Tuesday afternoon, in a room on Capitol Hill, a group of House members will vote on the fate of a jet engine, adding yet another battle to a years-long lobbying war between two big defense contractors.
The stakes are enormous, because the F-35 -- known as the joint strike fighter -- will be the only new U.S. fighter jet for years to come. So the competition for engines has gotten vicious.
The Pentagon decided four years ago that Pratt & Whitney would get this engine contract. President George W. Bush backed that decision, and so does President Obama.
But every year, Congress votes money for General Electric to continue developing a competing engine.
These companies -- Pratt & Whitney and GE -- are pillars of the American military industrial establishment. Pratt powered armadas of American planes in World War II. And GE thrust the first American jet fighter into the air in 1942.
But they're not acting like pillars right now. They're acting more like political candidates.
"You're going to have a $100 billion monopoly from one engine manufacturer who's already grossly over budget," says GE Aviation spokesman Rick Kennedy. He says Pratt is angling for a fat government handout.
And just this month, GE put up a video of former Navy Secretary John Lehman that looked like an attack ad against Pratt & Whitney.
"The F-14, 30 percent of the accidents came from this lousy engine," Lehman says in the video.
That would be a Pratt & Whitney engine.
"It wasn't until the GE competitive engine came in and was put into the F-14D that the accidents from engine failure ceased. Stopped. Many lives saved," Lehman contends in the video.

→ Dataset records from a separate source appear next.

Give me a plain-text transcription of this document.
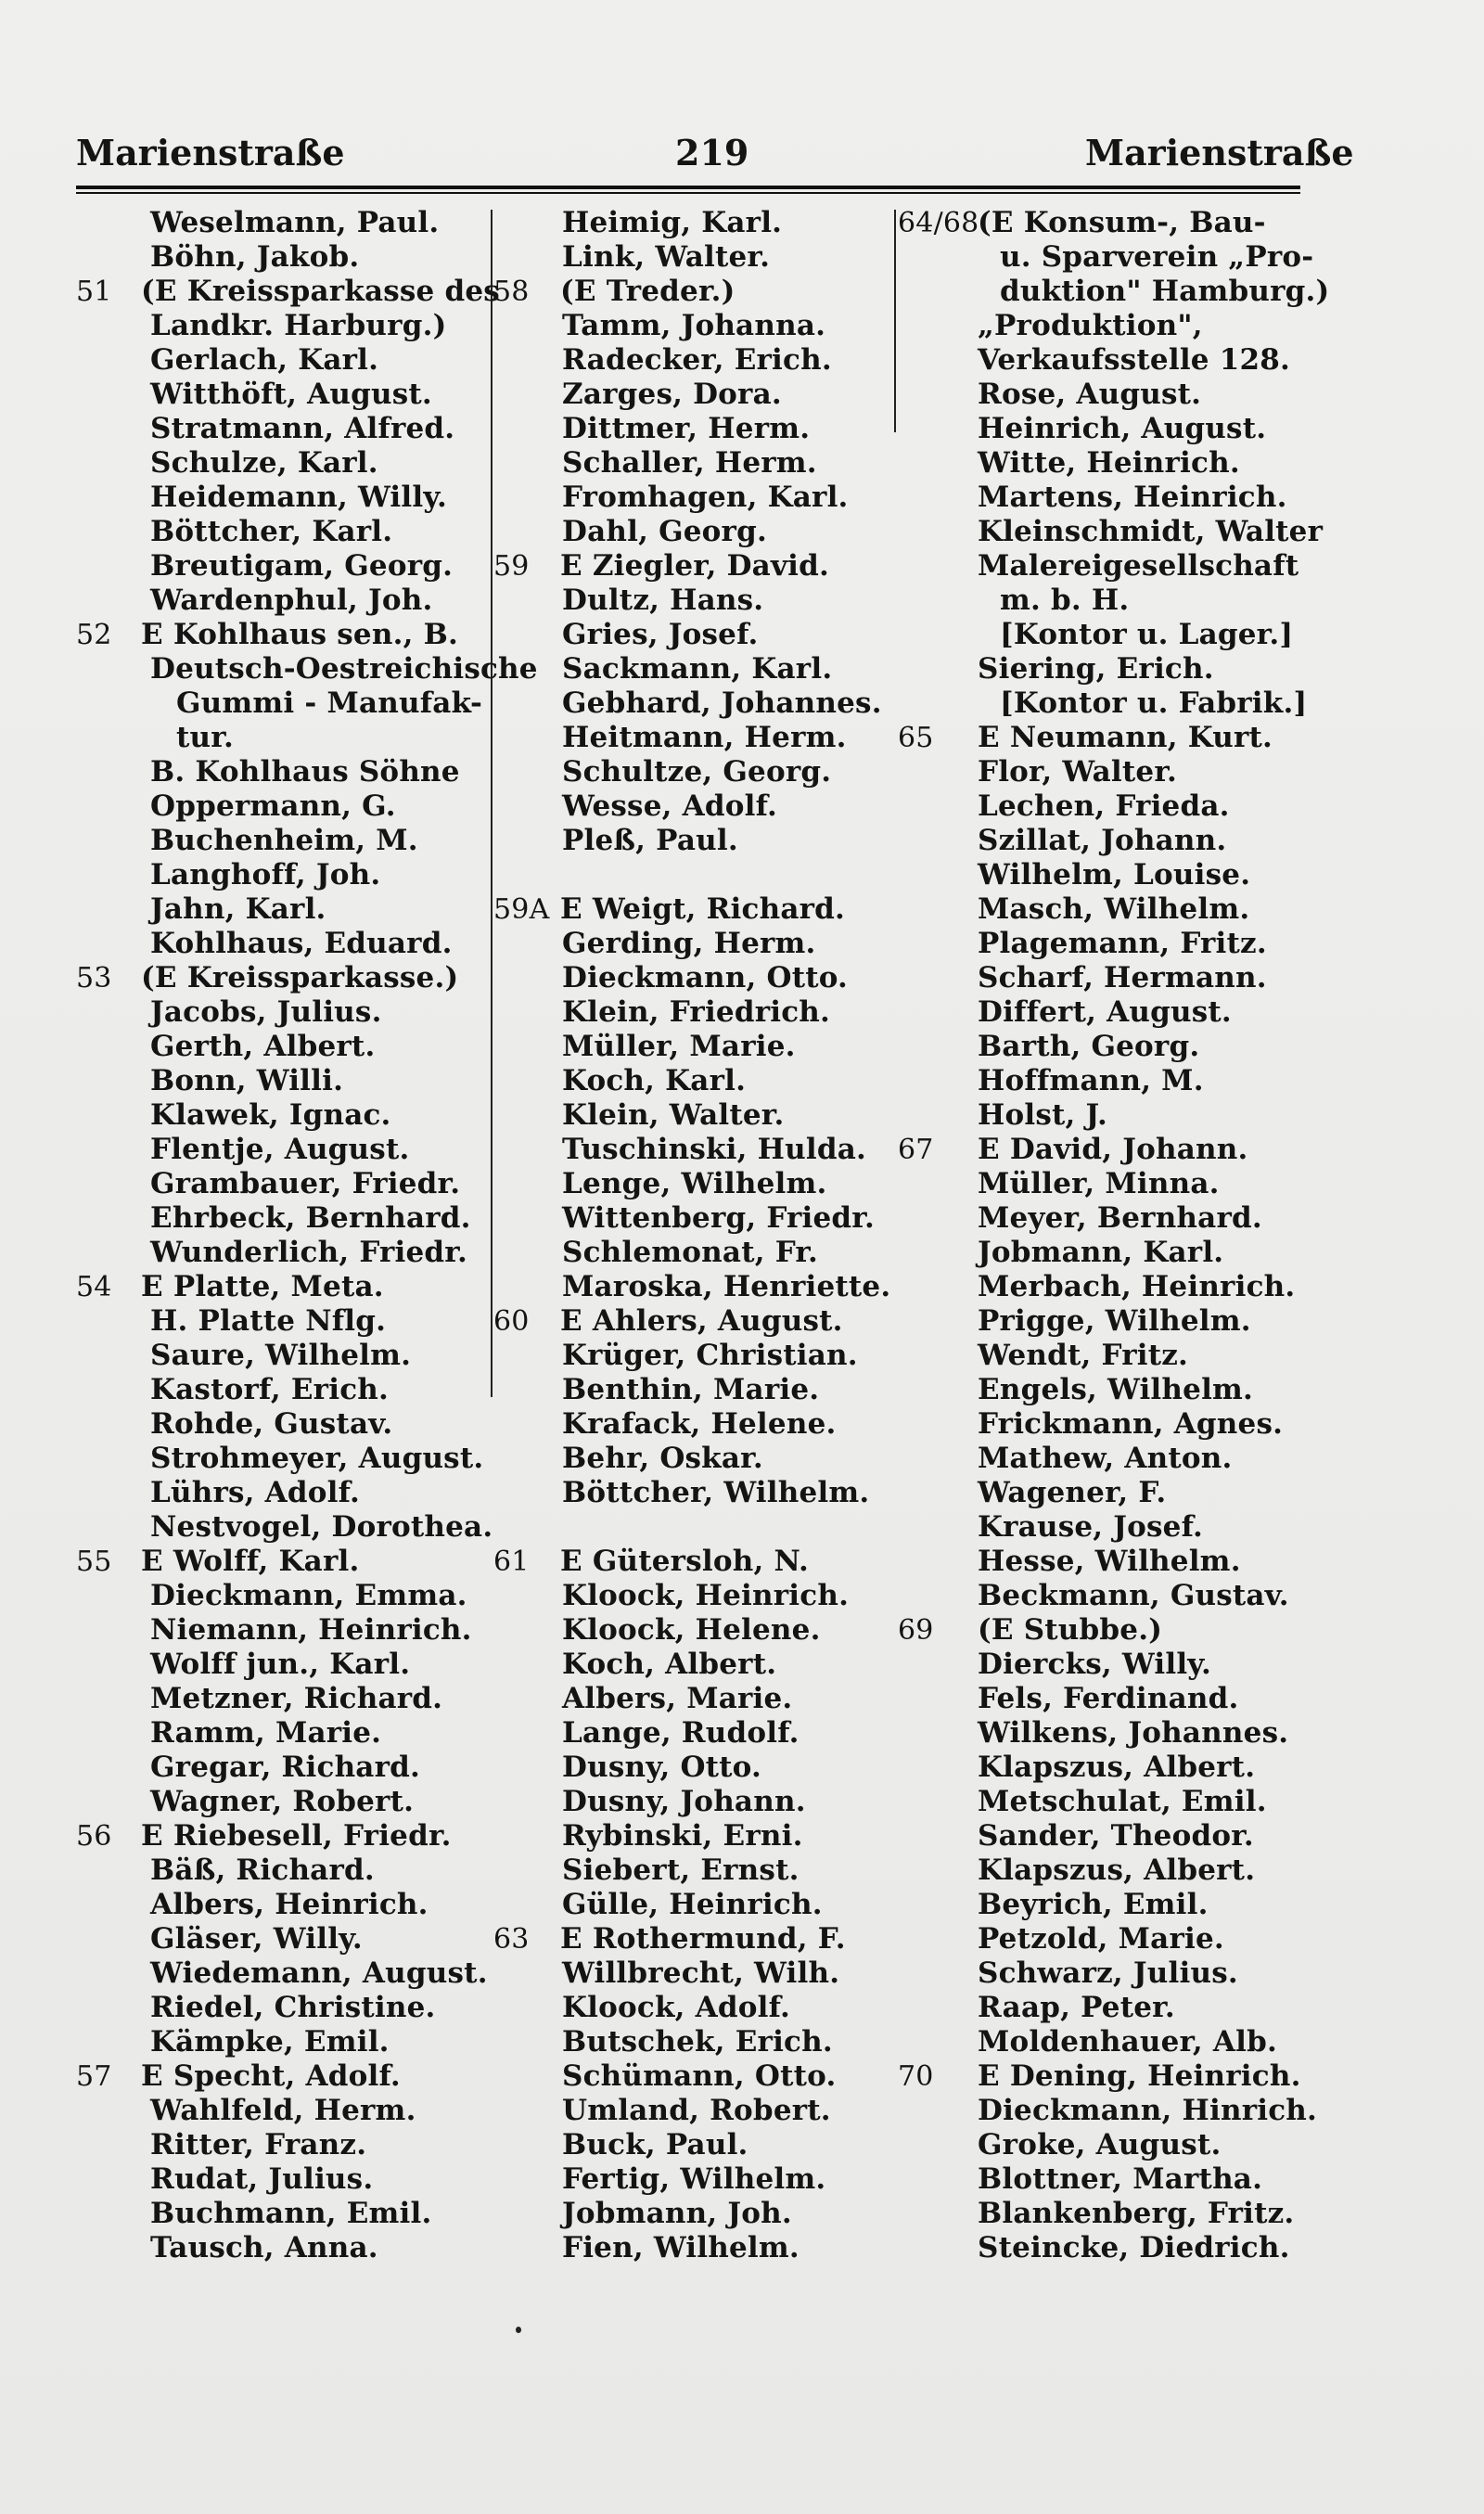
Marienstraße	219	Marienstraße
Weselmann, Paul.
Böhn, Jakob.
51 (E Kreissparkasse des
Landkr. Harburg.)
Gerlach, Karl.
Witthöft, August.
Stratmann, Alfred.
Schulze, Karl.
Heidemann, Willy.
Böttcher, Karl.
Breutigam, Georg.
Wardenphul, Joh.
52 E Kohlhaus sen., B.
Deutsch-Oestreichische
Gummi - Manufak-
tur.
B. Kohlhaus Söhne
Oppermann, G.
Buchenheim, M.
Langhoff, Joh.
Jahn, Karl.
Kohlhaus, Eduard.
53 (E Kreissparkasse.)
Jacobs, Julius.
Gerth, Albert.
Bonn, Willi.
Klawek, Ignac.
Flentje, August.
Grambauer, Friedr.
Ehrbeck, Bernhard.
Wunderlich, Friedr.
54 E Platte, Meta.
H. Platte Nflg.
Saure, Wilhelm.
Kastorf, Erich.
Rohde, Gustav.
Strohmeyer, August.
Lührs, Adolf.
Nestvogel, Dorothea.
55 E Wolff, Karl.
Dieckmann, Emma.
Niemann, Heinrich.
Wolff jun., Karl.
Metzner, Richard.
Ramm, Marie.
Gregar, Richard.
Wagner, Robert.
56 E Riebesell, Friedr.
Bäß, Richard.
Albers, Heinrich.
Gläser, Willy.
Wiedemann, August.
Riedel, Christine.
Kämpke, Emil.
57 E Specht, Adolf.
Wahlfeld, Herm.
Ritter, Franz.
Rudat, Julius.
Buchmann, Emil.
Tausch, Anna.
Heimig, Karl.
Link, Walter.
58 (E Treder.)
Tamm, Johanna.
Radecker, Erich.
Zarges, Dora.
Dittmer, Herm.
Schaller, Herm.
Fromhagen, Karl.
Dahl, Georg.
59 E Ziegler, David.
Dultz, Hans.
Gries, Josef.
Sackmann, Karl.
Gebhard, Johannes.
Heitmann, Herm.
Schultze, Georg.
Wesse, Adolf.
Pleß, Paul.
59A E Weigt, Richard.
Gerding, Herm.
Dieckmann, Otto.
Klein, Friedrich.
Müller, Marie.
Koch, Karl.
Klein, Walter.
Tuschinski, Hulda.
Lenge, Wilhelm.
Wittenberg, Friedr.
Schlemonat, Fr.
Maroska, Henriette.
60 E Ahlers, August.
Krüger, Christian.
Benthin, Marie.
Krafack, Helene.
Behr, Oskar.
Böttcher, Wilhelm.
61 E Gütersloh, N.
Kloock, Heinrich.
Kloock, Helene.
Koch, Albert.
Albers, Marie.
Lange, Rudolf.
Dusny, Otto.
Dusny, Johann.
Rybinski, Erni.
Siebert, Ernst.
Gülle, Heinrich.
63 E Rothermund, F.
Willbrecht, Wilh.
Kloock, Adolf.
Butschek, Erich.
Schümann, Otto.
Umland, Robert.
Buck, Paul.
Fertig, Wilhelm.
Jobmann, Joh.
Fien, Wilhelm.
64/68
(E Konsum-, Bau-
u. Sparverein „Pro-
duktion" Hamburg.)
„Produktion",
Verkaufsstelle 128.
Rose, August.
Heinrich, August.
Witte, Heinrich.
Martens, Heinrich.
Kleinschmidt, Walter
Malereigesellschaft
m. b. H.
[Kontor u. Lager.]
Siering, Erich.
[Kontor u. Fabrik.]
65 E Neumann, Kurt.
Flor, Walter.
Lechen, Frieda.
Szillat, Johann.
Wilhelm, Louise.
Masch, Wilhelm.
Plagemann, Fritz.
Scharf, Hermann.
Differt, August.
Barth, Georg.
Hoffmann, M.
Holst, J.
67 E David, Johann.
Müller, Minna.
Meyer, Bernhard.
Jobmann, Karl.
Merbach, Heinrich.
Prigge, Wilhelm.
Wendt, Fritz.
Engels, Wilhelm.
Frickmann, Agnes.
Mathew, Anton.
Wagener, F.
Krause, Josef.
Hesse, Wilhelm.
Beckmann, Gustav.
69 (E Stubbe.)
Diercks, Willy.
Fels, Ferdinand.
Wilkens, Johannes.
Klapszus, Albert.
Metschulat, Emil.
Sander, Theodor.
Klapszus, Albert.
Beyrich, Emil.
Petzold, Marie.
Schwarz, Julius.
Raap, Peter.
Moldenhauer, Alb.
70 E Dening, Heinrich.
Dieckmann, Hinrich.
Groke, August.
Blottner, Martha.
Blankenberg, Fritz.
Steincke, Diedrich.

In its rebuttal, Pratt & Whitney points out that Lehman was talking about something that happened 25 years ago, on a different project.

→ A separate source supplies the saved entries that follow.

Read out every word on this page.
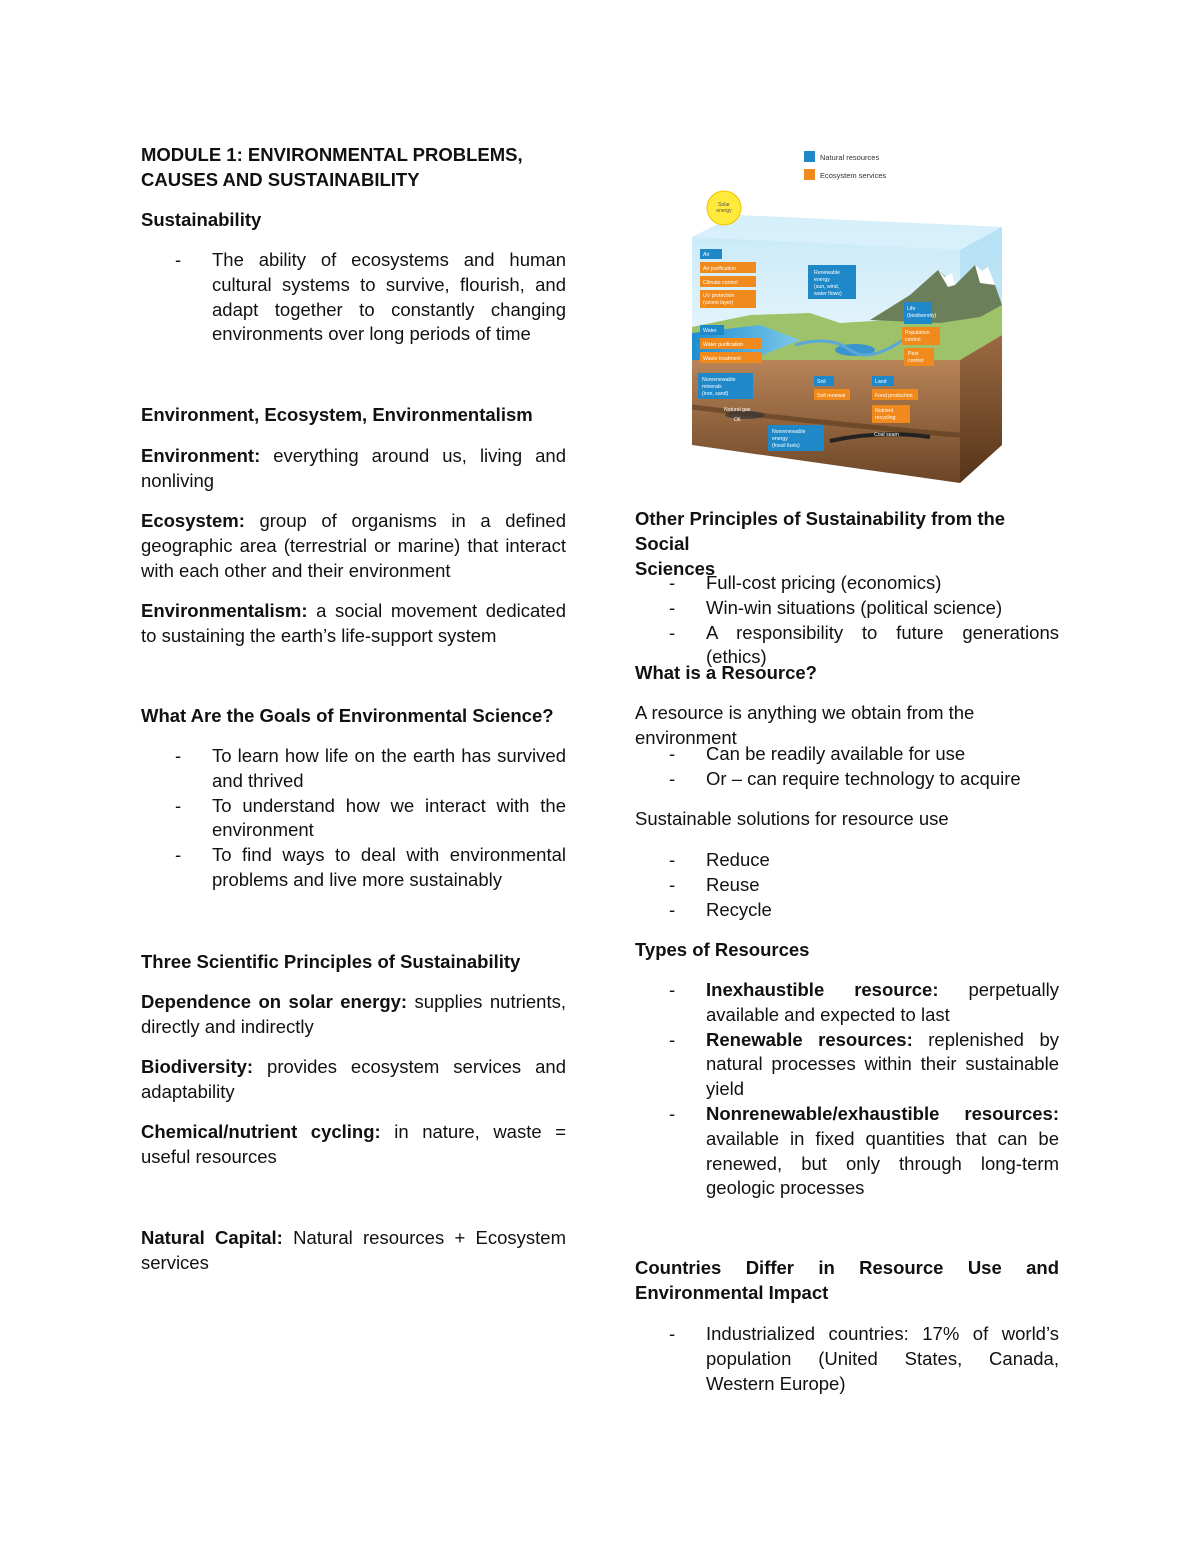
MODULE 1: ENVIRONMENTAL PROBLEMS,
CAUSES AND SUSTAINABILITY
Sustainability
- The ability of ecosystems and human cultural systems to survive, flourish, and adapt together to constantly changing environments over long periods of time
Environment, Ecosystem, Environmentalism
Environment: everything around us, living and nonliving
Ecosystem: group of organisms in a defined geographic area (terrestrial or marine) that interact with each other and their environment
Environmentalism: a social movement dedicated to sustaining the earth’s life-support system
What Are the Goals of Environmental Science?
- To learn how life on the earth has survived and thrived
- To understand how we interact with the environment
- To find ways to deal with environmental problems and live more sustainably
Three Scientific Principles of Sustainability
Dependence on solar energy: supplies nutrients, directly and indirectly
Biodiversity: provides ecosystem services and adaptability
Chemical/nutrient cycling: in nature, waste = useful resources
Natural Capital: Natural resources + Ecosystem services
Natural resources
Ecosystem services
Solar
energy
Air
Renewable
energy
(sun, wind,
water flows)
Life
(biodiversity)
Water
Nonrenewable
minerals
(iron, sand)
Soil	Land
Nonrenewable
energy
(fossil fuels)
Air purification
Climate control
UV protection
(ozone layer)
Water purification
Waste treatment
Population
control
Pest
control
Soil renewal	Food production
Nutrient
recycling
Natural gas
Oil
Coal seam
Other Principles of Sustainability from the Social
Sciences
- Full-cost pricing (economics)
- Win-win situations (political science)
- A responsibility to future generations (ethics)
What is a Resource?
A resource is anything we obtain from the environment
- Can be readily available for use
- Or – can require technology to acquire
Sustainable solutions for resource use
- Reduce
- Reuse
- Recycle
Types of Resources
- Inexhaustible resource: perpetually available and expected to last
- Renewable resources: replenished by natural processes within their sustainable yield
- Nonrenewable/exhaustible resources: available in fixed quantities that can be renewed, but only through long-term geologic processes
Countries Differ in Resource Use and Environmental Impact
- Industrialized countries: 17% of world’s population (United States, Canada, Western Europe)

David Manke, a lobbyist for Pratt's parent company United Technologies, says the new engine for the F-35 had some problems along the way. But now it's certified for production in the first run of joint strike fighters.
GE's engine is not certified.
"The other guys, they're probably four or five years behind us," Manke says. "You know, with a paper engine, that's going to be perfect. When you have a real engine, there can be flaws -- so we thought we had to come out and protect ourselves."

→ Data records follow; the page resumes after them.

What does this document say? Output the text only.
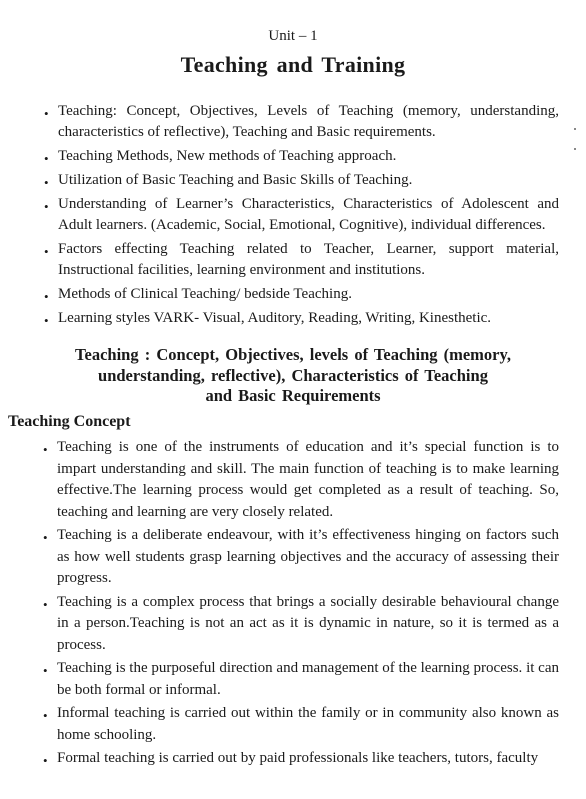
Unit – 1
Teaching and Training
• Teaching: Concept, Objectives, Levels of Teaching (memory, understanding, characteristics of reflective), Teaching and Basic requirements.
• Teaching Methods, New methods of Teaching approach.
• Utilization of Basic Teaching and Basic Skills of Teaching.
• Understanding of Learner’s Characteristics, Characteristics of Adolescent and Adult learners. (Academic, Social, Emotional, Cognitive), individual differences.
• Factors effecting Teaching related to Teacher, Learner, support material, Instructional facilities, learning environment and institutions.
• Methods of Clinical Teaching/ bedside Teaching.
• Learning styles VARK- Visual, Auditory, Reading, Writing, Kinesthetic.
Teaching : Concept, Objectives, levels of Teaching (memory,
understanding, reflective), Characteristics of Teaching
and Basic Requirements
Teaching Concept
• Teaching is one of the instruments of education and it’s special function is to impart understanding and skill. The main function of teaching is to make learning effective.The learning process would get completed as a result of teaching. So, teaching and learning are very closely related.
• Teaching is a deliberate endeavour, with it’s effectiveness hinging on factors such as how well students grasp learning objectives and the accuracy of assessing their progress.
• Teaching is a complex process that brings a socially desirable behavioural change in a person.Teaching is not an act as it is dynamic in nature, so it is termed as a process.
• Teaching is the purposeful direction and management of the learning process. it can be both formal or informal.
• Informal teaching is carried out within the family or in community also known as home schooling.
• Formal teaching is carried out by paid professionals like teachers, tutors, faculty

And Pratt has its own attack video against GE. It starts with footage of Obama promising to cut Pentagon programs that don't keep America safe.
"One example," the president says, "is a $465 million program to build an alternate engine for the joint strike fighter."
GE says engine competition will actually save money.
The rhetoric you hear from the lobbyists is echoed by members of Congress who have a dog in the fight.
Rep. Steve Driehaus, a Democrat from Cincinnati, the home of General Electric, had this to say about Pratt in a House debate: "They want to be declared the winner of the race while all the contestants are still at the starting line."
Rep. Rosa DeLauro, a Democrat from Connecticut, home of Pratt & Whitney, went after GE's alternate engine:
"The Marines don't want it. Air Force doesn't want it. Navy doesn't want it. Why are we moving ahead with it?"
Why is this debate so red hot?
Winslow Wheeler of the nonprofit Center for Defense Information says he used to see infighting like this all the time when he worked on Capitol Hill. But in years past, everyone would keep quiet about it.
"But once it gets to be a public debate in Congress, those bars are removed," Wheeler says. "And the catfighting gets to be very public."
And then there's this: When the joint strike fighter is in full production, it will be the only U.S. fighter plane in production -- and, for engine makers, the only game in town.